HSBC estime que Nvidia mise fortement sur les petits modèles de langage open source (SLM), guidant ainsi des millions de développeurs à exécuter des applications d’IA sur son matériel grâce à un écosystème optimisé et gratuit, étendant son bassin de clients des quelques géants du cloud à un écosystème beaucoup plus large ; de plus, Nvidia verrouille sa capacité de production grâce à des accords pluriannuels, plaçant ses concurrents dans une position de désavantage sur la chaîne d’approvisionnement. Ces deux axes de narration sont susceptibles de devenir des catalyseurs clés pour une réévaluation de la valorisation de la société.

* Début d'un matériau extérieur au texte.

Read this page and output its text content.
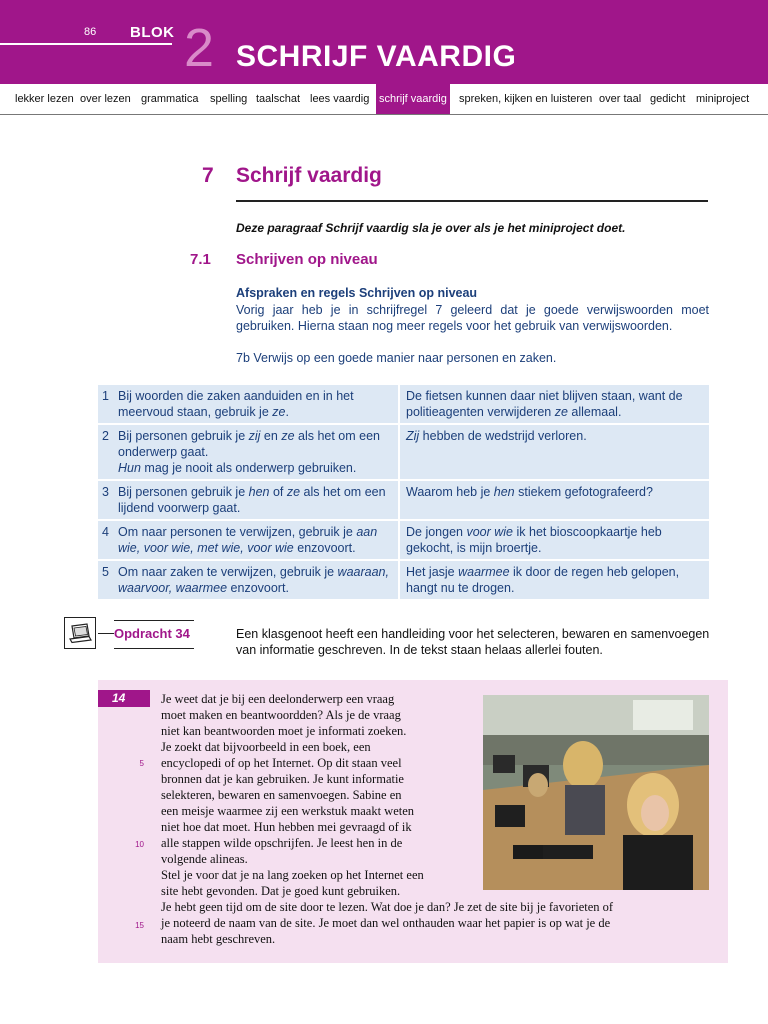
86 BLOK 2 SCHRIJF VAARDIG
lekker lezen over lezen grammatica spelling taalschat lees vaardig schrijf vaardig spreken, kijken en luisteren over taal gedicht miniproject
7 Schrijf vaardig
Deze paragraaf Schrijf vaardig sla je over als je het miniproject doet.
7.1 Schrijven op niveau
Afspraken en regels Schrijven op niveau
Vorig jaar heb je in schrijfregel 7 geleerd dat je goede verwijswoorden moet gebruiken. Hierna staan nog meer regels voor het gebruik van verwijswoorden.
7b Verwijs op een goede manier naar personen en zaken.
1 Bij woorden die zaken aanduiden en in het meervoud staan, gebruik je ze.
De fietsen kunnen daar niet blijven staan, want de politieagenten verwijderen ze allemaal.
2 Bij personen gebruik je zij en ze als het om een onderwerp gaat.
Hun mag je nooit als onderwerp gebruiken.
Zij hebben de wedstrijd verloren.
3 Bij personen gebruik je hen of ze als het om een lijdend voorwerp gaat.
Waarom heb je hen stiekem gefotografeerd?
4 Om naar personen te verwijzen, gebruik je aan wie, voor wie, met wie, voor wie enzovoort.
De jongen voor wie ik het bioscoopkaartje heb gekocht, is mijn broertje.
5 Om naar zaken te verwijzen, gebruik je waaraan, waarvoor, waarmee enzovoort.
Het jasje waarmee ik door de regen heb gelopen, hangt nu te drogen.
Opdracht 34	Een klasgenoot heeft een handleiding voor het selecteren, bewaren en samenvoegen van informatie geschreven. In de tekst staan helaas allerlei fouten.
14
5
10
15
Je weet dat je bij een deelonderwerp een vraag
moet maken en beantwoordden? Als je de vraag
niet kan beantwoorden moet je informati zoeken.
Je zoekt dat bijvoorbeeld in een boek, een
encyclopedi of op het Internet. Op dit staan veel
bronnen dat je kan gebruiken. Je kunt informatie
selekteren, bewaren en samenvoegen. Sabine en
een meisje waarmee zij een werkstuk maakt weten
niet hoe dat moet. Hun hebben mei gevraagd of ik
alle stappen wilde opschrijfen. Je leest hen in de
volgende alineas.
Stel je voor dat je na lang zoeken op het Internet een
site hebt gevonden. Dat je goed kunt gebruiken.
Je hebt geen tijd om de site door te lezen. Wat doe je dan? Je zet de site bij je favorieten of
je noteerd de naam van de site. Je moet dan wel onthauden waar het papier is op wat je de
naam hebt geschreven.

NVIDIA est en train de discrètement bâtir ses barrières concurrentielles sur deux fronts rarement pleinement valorisés par le marché.
Selon le dernier rapport de recherche publié par HSBC le 20 août, l’analyste Frank Lee estime qu’au-delà de sa « performance surpassant constamment les attentes », les nouveaux catalyseurs susceptibles de relancer la revalorisation du cours de NVIDIA proviendront de deux narratifs jusqu’alors négligés par le marché.
Premièrement, en misant massivement sur les petits modèles de langage open source (SLM), NVIDIA espère élargir sa clientèle potentielle des quelques géants du cloud à des millions de développeurs et d’États souverains ; deuxièmement, grâce à une série d’accords de fournitures pluriannuels, elle préempte dès à présent des capacités clés dans la chaîne d’approvisionnement. À l’heure où ses concurrents peinent toujours plus à accéder à ces ressources manufacturières critiques, cet avantage deviendra de plus en plus évident.
L’importance de ces deux nouveaux récits tient au fait qu’elles pointent ensemble vers la même question centrale : le moteur de croissance de NVIDIA est en train d’évoluer d’une structure concentrée sur quelques très grands clients vers un écosystème client plus large et résilient.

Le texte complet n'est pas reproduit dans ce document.